Le ministère de la Santé a noté que « pendant la durée de son séjour à la clinique, il ne représentait aucun danger pour lui-même ni pour autrui. Il n’y avait donc aucune raison médicale d’empêcher ce patient, qui séjournait volontairement à la clinique, de quitter l’établissement ». Les enquêteurs ont exclu « un mobile politique ou religieux » mais ont évoqué un acte délibéré, qualifié d’« Amokfahrt », c’est-à-dire une course motivée par une folie meurtrière. Une enquête pour meurtres et tentatives de meurtre est en cours.

L’auteur présumé des faits a foncé vers 16h45 heure locale lundi dans une rue piétonne du centre de Leipzig, qui est bordée de commerces et mesure environ 500 mètres de long. Les deux victimes sont un homme de 77 ans et une femme de 63 ans, selon les autorités, qui ont fourni mardi après-midi un premier bilan précis des blessés, s’élevant à six personnes « âgées de 21 à 87 ans ». Deux d’entre elles ont été « grièvement » blessées, à savoir « un homme de 75 ans et une femme de 84 ans », selon la police et le parquet, quimentionnent également plus de 80 personnes « prises en charge en raison de l’impact des événements vécus ».

Hosam Algaer, un habitant de Leipzig originaire de Libye, a raconté lundi soir à l’AFP qu’il avait échappé de peu à une tragédie. « J’ai sauté sur le côté et il n’y avait qu’un demi-mètre entre lui et moi », a déclaré cet homme de 31 ans, qui a affirmé avoir vu une femme renversée par la voiture, accrochée au capot sur toute la longueur de la rue. Mardi en début d’après-midi, des policiers bloquaient encore la rue où les faits se sont déroulés, recherchant des indices. Des anonymes ont déposé des fleurs et des bougies au pied d’un monument et d’une église du quartier.

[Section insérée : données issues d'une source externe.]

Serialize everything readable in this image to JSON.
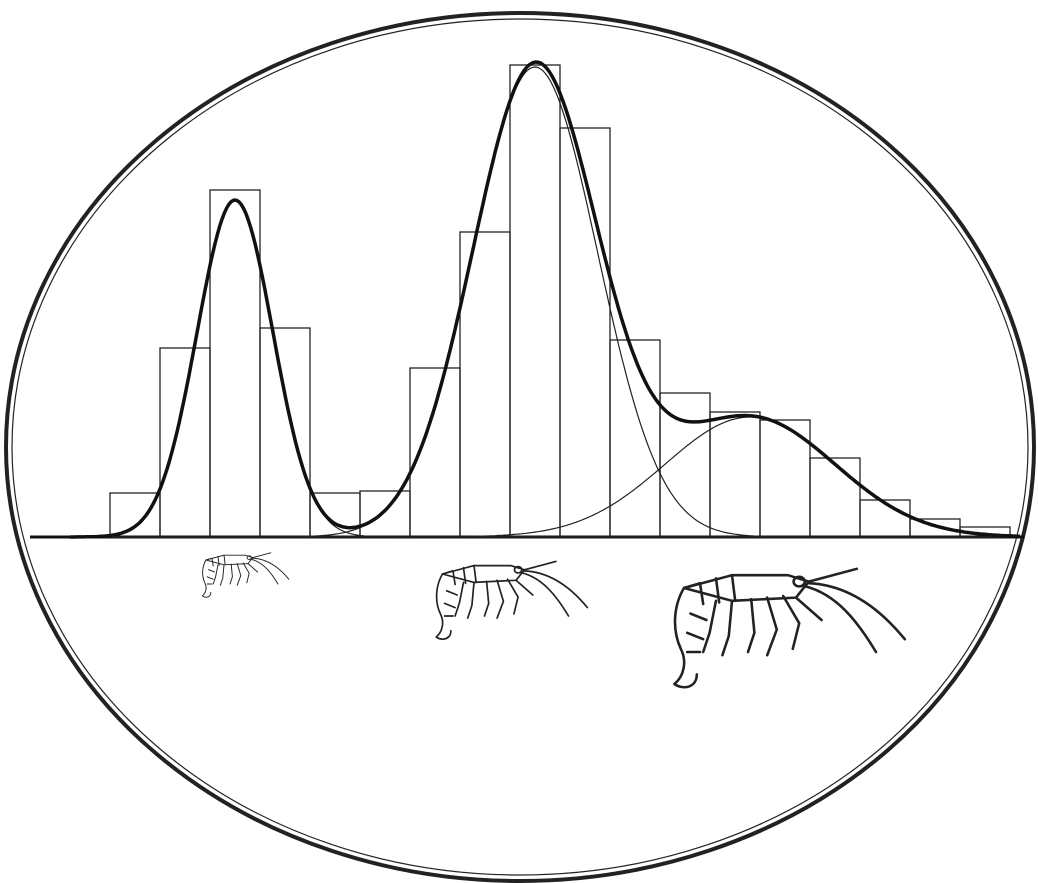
{
  "chart_data": {
    "type": "histogram",
    "bins": [
      0,
      1,
      2,
      3,
      4,
      5,
      6,
      7,
      8,
      9,
      10,
      11,
      12,
      13,
      14,
      15,
      16,
      17,
      18
    ],
    "counts": [
      44,
      189,
      347,
      209,
      44,
      46,
      169,
      305,
      472,
      409,
      197,
      144,
      125,
      117,
      79,
      37,
      18,
      10
    ],
    "components": [
      {
        "mean": 2.5,
        "sd": 0.76,
        "peak": 337
      },
      {
        "mean": 8.5,
        "sd": 1.25,
        "peak": 470
      },
      {
        "mean": 12.8,
        "sd": 1.7,
        "peak": 120
      }
    ],
    "xlim": [
      -1.4,
      18.6
    ],
    "ylim": [
      0,
      500
    ]
  }
}
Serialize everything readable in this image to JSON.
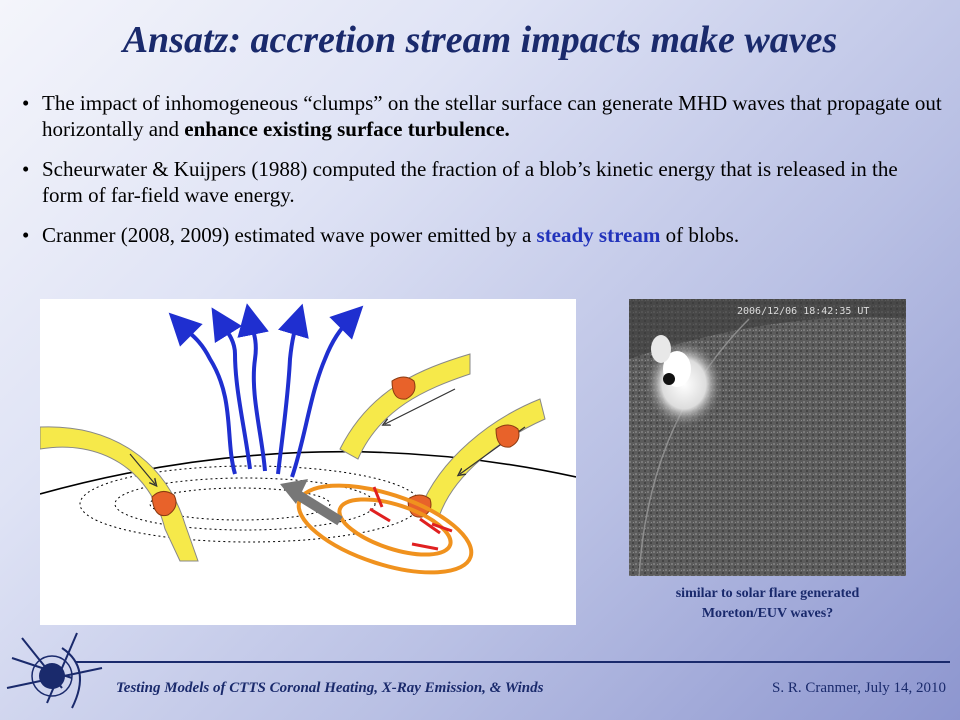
{
  "title": "Ansatz:  accretion stream impacts make waves",
  "bullets": [
    {
      "before": "The impact of inhomogeneous “clumps” on the stellar surface can generate MHD waves that propagate out horizontally and ",
      "emphasis": "enhance existing surface turbulence.",
      "after": ""
    },
    {
      "before": "Scheurwater & Kuijpers (1988) computed the fraction of a blob’s kinetic energy that is released in the form of far-field wave energy.",
      "emphasis": "",
      "after": ""
    },
    {
      "before": "Cranmer (2008, 2009) estimated wave power emitted by a ",
      "emphasis": "steady stream",
      "after": " of blobs."
    }
  ],
  "bullet_glyph": "•",
  "solar_image": {
    "timestamp": "2006/12/06 18:42:35 UT"
  },
  "caption": {
    "line1": "similar to solar flare generated",
    "line2": "Moreton/EUV waves?"
  },
  "footer": {
    "left": "Testing Models of CTTS Coronal Heating, X-Ray Emission, & Winds",
    "right": "S. R. Cranmer, July 14, 2010"
  },
  "colors": {
    "title": "#1a2a6c",
    "emphasis_blue": "#2233bb",
    "stream_yellow": "#f6e94a",
    "blob_orange": "#e8622a",
    "wave_orange": "#f0921e",
    "field_blue": "#1f2fd0",
    "tick_red": "#e02020"
  },
  "icons": [
    "star-logo-icon",
    "arrow-icon"
  ]
}
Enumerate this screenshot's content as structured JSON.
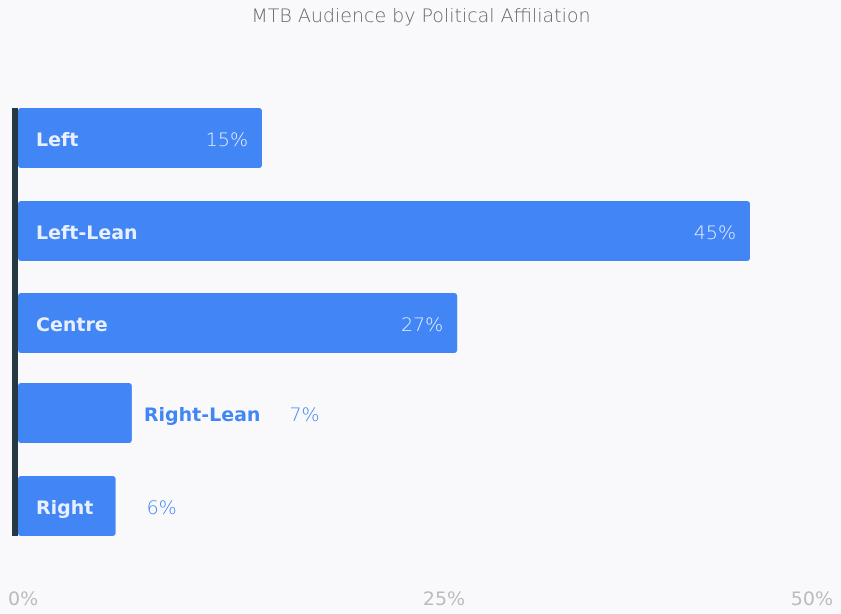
{
  "chart_data": {
    "type": "bar",
    "orientation": "horizontal",
    "title": "MTB Audience by Political Affiliation",
    "categories": [
      "Left",
      "Left-Lean",
      "Centre",
      "Right-Lean",
      "Right"
    ],
    "values": [
      15,
      45,
      27,
      7,
      6
    ],
    "value_labels": [
      "15%",
      "45%",
      "27%",
      "7%",
      "6%"
    ],
    "xlim": [
      0,
      50
    ],
    "xticks": [
      "0%",
      "25%",
      "50%"
    ],
    "xlabel": "",
    "ylabel": "",
    "grid": false,
    "colors": {
      "bar": "#4285f4",
      "axis": "#263844",
      "label_inside": "#e8efff",
      "label_outside": "#4285f4",
      "background": "#f9f9fc"
    }
  }
}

« J’ai simplement de la peine pour les gens, pour ce qui leur est arrivé », a confié à l’AFP Heidi Reinstorf, 32 ans, qui essuie encore ses larmes. « Comme pétrifiée, paralysée » la veille, Lynn Sue Leiste, 25 ans, a dû prendre son « courage à deux mains » pour aller déposer mardi deux roses blanches et une bougie. Elle s’est inquiétée « énormément » pour sa sœur, présente dans la rue, qui n’a vu que « la voiture qui passait à toute vitesse ».

L’auteur de cette course meurtrière « doit être enfermé pour toujours », affirme la jeune femme, qui estime qu’« on aurait vraiment pu renforcer » les mesures de sécurité. Aucun plot, borne ou barrière n’était visible à l’entrée orientale de la rue piétonne que le conducteur a empruntée. Depuis l’attentat de Berlin en décembre 2016, où un Tunisien aux motivations djihadistes a foncé dans la foule avec un camion, tuant 13 personnes, des attaques similaires ont régulièrement traumatisé l’Allemagne. Certaines ont été commises pour des raisons politiques ou religieuses, tandis que d’autres ont été le fait de déséquilibrés.